For those in the East back then, things might have seemed all "black and white", but in the West there was activism by chicanos during that period. López Reies Tijerina in NM, La Raza Unida (Corky González) in Colorado, and a lot of action in California, including UFW and the movement which led to the Moratorium and Blow-out in Los Angeles. It is true that the black movement inspired all of that as well as Native activism, but one cannot claim that they had not already been active in the past. But when both civil rights and anti-war movements exploded, obviously there were other interests who said, "Yeah, us too!", and so the end result was the American Indian Movement. a lot of chicano activism, the women's movement, the environmental movement. gay rights movement, and so on. Well... why not? EVERYONE deserves freedom and justice, no? Well, maybe not Donald Trump, but y'all get the idea.

 

Hippies and other longhaired white activists at that time were not as shallow and empty as you indicate.
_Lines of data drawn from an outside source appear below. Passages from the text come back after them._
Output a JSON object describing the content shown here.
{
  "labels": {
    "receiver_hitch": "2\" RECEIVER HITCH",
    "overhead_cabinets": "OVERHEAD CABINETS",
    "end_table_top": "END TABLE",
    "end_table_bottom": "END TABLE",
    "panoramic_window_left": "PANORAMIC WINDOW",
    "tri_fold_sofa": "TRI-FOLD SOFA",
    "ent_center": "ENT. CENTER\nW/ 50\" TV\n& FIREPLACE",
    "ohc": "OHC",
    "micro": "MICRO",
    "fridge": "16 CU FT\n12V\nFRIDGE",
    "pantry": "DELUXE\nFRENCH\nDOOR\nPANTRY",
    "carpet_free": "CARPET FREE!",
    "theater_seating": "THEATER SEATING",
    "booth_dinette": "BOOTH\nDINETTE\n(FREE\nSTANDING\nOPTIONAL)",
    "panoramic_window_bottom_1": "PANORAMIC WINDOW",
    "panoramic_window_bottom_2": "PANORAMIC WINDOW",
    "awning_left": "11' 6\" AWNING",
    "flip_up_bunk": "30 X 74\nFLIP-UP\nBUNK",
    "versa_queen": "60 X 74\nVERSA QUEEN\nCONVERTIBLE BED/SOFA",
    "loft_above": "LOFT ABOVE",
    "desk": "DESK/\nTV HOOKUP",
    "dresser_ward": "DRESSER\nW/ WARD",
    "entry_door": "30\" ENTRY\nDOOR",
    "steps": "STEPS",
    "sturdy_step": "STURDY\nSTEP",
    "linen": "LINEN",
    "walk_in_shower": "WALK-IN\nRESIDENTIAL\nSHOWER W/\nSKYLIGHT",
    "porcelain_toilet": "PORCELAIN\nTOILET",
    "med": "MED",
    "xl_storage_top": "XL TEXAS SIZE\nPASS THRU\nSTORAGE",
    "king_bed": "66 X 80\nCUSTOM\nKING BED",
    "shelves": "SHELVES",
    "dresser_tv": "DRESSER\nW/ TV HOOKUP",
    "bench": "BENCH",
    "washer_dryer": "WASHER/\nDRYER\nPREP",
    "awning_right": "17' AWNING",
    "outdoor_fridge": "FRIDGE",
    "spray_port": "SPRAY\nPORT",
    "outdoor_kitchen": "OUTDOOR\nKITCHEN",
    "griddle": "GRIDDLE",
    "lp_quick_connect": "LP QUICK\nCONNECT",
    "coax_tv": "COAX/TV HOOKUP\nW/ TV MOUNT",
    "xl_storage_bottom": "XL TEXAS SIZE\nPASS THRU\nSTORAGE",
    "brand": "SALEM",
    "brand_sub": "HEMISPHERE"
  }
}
We did not think civilization was collapsing. Instead, we saw that change was at hand and we jumped in to accelerate it. We saw the riots and so on as revolutionary action! That was part of the process of change. We had complete sympathy with the blacks in the inner cities who rioted. We had great esteem and respect for all the leaders of that time, MLK, Malcolm, the Panthers... as well as the other ethnic leaders, César Chávez, AIM, etc. Many of my generation did sacrifice considerably to be in that struggle. Some were killed. The forces arrayed against us were not only Police and legal system, but employers, parents, a lot of people and institutions who did NOT like what we were doing.

 

As criticism, I will say that we were indeed too high, put on too much of a freak show, and we would have done better to be less extreme, less scary to the mainstream, and think about what was effective rather than what was fun and gave us a thrill by scaring our parents (who did deserve it, however). But then among the non-white activists I saw firsthand also a lot of ego and bull$hit which was counter-productive. A lot of posing, dilettantism, weekend warriors and all that, among all ethnicities, white or other.

 

Did anyone learn from our mistakes? I doubt it... I don't want to crap on the younger people, but I'm seeing now little of the mass dedication and energy which was happening then. This is not y'all's fault... the powers that be have manipulated society a lot to ensure that the 60s won't happen again.